Social Activities and Accessing Art and Culture in the Community

We have now completed our Lottery-funded project providing social activities enabling people with visual impairments to access art and culture in their communities.

The project has been very successful and the groups in each of the 5 Borough areas have all requested more. In addition there have been spin-offs with a gallery visit for one group and the development of art and craft sessions.

You can download a word version of our Project Resource Manual here.

Sensory Book Club

The COESI charity has been successful in securing Big Lottery funding to run Social Activities for people with visual impairments in the Tees Valley region which includes accessible Art and Culture.

Our aim is to bring people with visual impairments together socially to access and experience culture, history and art in a local environment.

KNOW SOMEONE WHO MAY BE INTERESTED?

Come and join us for some social, informal sessions with refreshments and experience a Touch to See tactile and audio resource created by Living Paintings.

To find out more about the monthly sessions being held across the 5 Boroughs in the Tees Valley region contact Sophie Bishop at 01287 204204 or email to info@coesi.org.uk to book a place.

 

                                                                                                                                            

Sensory Book Club

In the Tees valley region, covering Middlesbrough, Darlington, Stockton, Hartlepool and Redcar and Cleveland, we are currently running social activity sessions which include the use of the Living Paintings Touch to See Book Club resources.

Check out their website at http://www.livingpaintings.org/

We will be running these sessions for people with visual impairments between October 2016 and September 2017.

Come and join us!

In the North East of England people with sensory loss can be very isolated, with few accessible activities and limited support available, especially in a deprived, largely rural area such as Teesside.

Cultural exhibitions and events are by default experienced mainly by sight.

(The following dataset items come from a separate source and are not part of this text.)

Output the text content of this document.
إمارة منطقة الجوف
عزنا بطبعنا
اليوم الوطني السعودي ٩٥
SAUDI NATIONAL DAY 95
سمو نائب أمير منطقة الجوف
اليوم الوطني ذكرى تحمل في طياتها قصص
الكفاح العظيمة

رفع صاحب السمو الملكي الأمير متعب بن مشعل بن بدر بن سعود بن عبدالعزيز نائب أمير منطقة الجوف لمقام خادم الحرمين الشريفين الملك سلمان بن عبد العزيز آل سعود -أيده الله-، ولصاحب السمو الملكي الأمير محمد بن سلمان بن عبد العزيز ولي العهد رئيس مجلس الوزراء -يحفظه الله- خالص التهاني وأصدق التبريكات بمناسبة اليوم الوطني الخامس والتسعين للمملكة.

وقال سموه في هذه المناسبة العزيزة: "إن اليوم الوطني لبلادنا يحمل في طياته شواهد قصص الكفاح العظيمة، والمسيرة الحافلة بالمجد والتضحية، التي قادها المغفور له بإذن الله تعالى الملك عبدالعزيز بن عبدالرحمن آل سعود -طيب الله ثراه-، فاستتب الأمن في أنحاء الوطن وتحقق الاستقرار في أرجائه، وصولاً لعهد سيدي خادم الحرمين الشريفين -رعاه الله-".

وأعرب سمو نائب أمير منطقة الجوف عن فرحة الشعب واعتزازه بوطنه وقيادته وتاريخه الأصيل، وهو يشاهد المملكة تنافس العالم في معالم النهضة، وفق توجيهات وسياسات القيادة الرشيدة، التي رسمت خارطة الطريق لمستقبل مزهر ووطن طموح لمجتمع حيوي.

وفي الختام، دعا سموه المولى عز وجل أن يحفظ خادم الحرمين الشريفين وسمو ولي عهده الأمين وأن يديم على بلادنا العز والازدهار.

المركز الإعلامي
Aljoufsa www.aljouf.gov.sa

Unless an exhibition or event has been specifically designed to be accessible people with visual impairments generally choose not to attend. Often no alternative tactile and audio formats are available to inform people with visual impairments. This makes access to community events, museums, festivals, markets and galleries very difficult for people with visual impairments and we want to explore new ways to address this. People with visual impairments do not have equality of access to their communities and progressive sight conditions such as Macular Degeneration and Glaucoma not only lead to depression but also isolate people in their homes leading to deterioration in health and wellbeing.

We have been successful in our application for funding from the Big Lottery to deliver a programme of social activities focused on enabling people with visual impairments to re-discover and access culture in and around their communities.

The activities will be provided for people who are blind or partially sighted across the Tees Valley region covering 5 Borough areas from October 2016 to September 2017.

Through regular enjoyable social meetings we will enable and empower people who are blind and visually impaired to access, appreciate and understand the culture, history and art in their communities.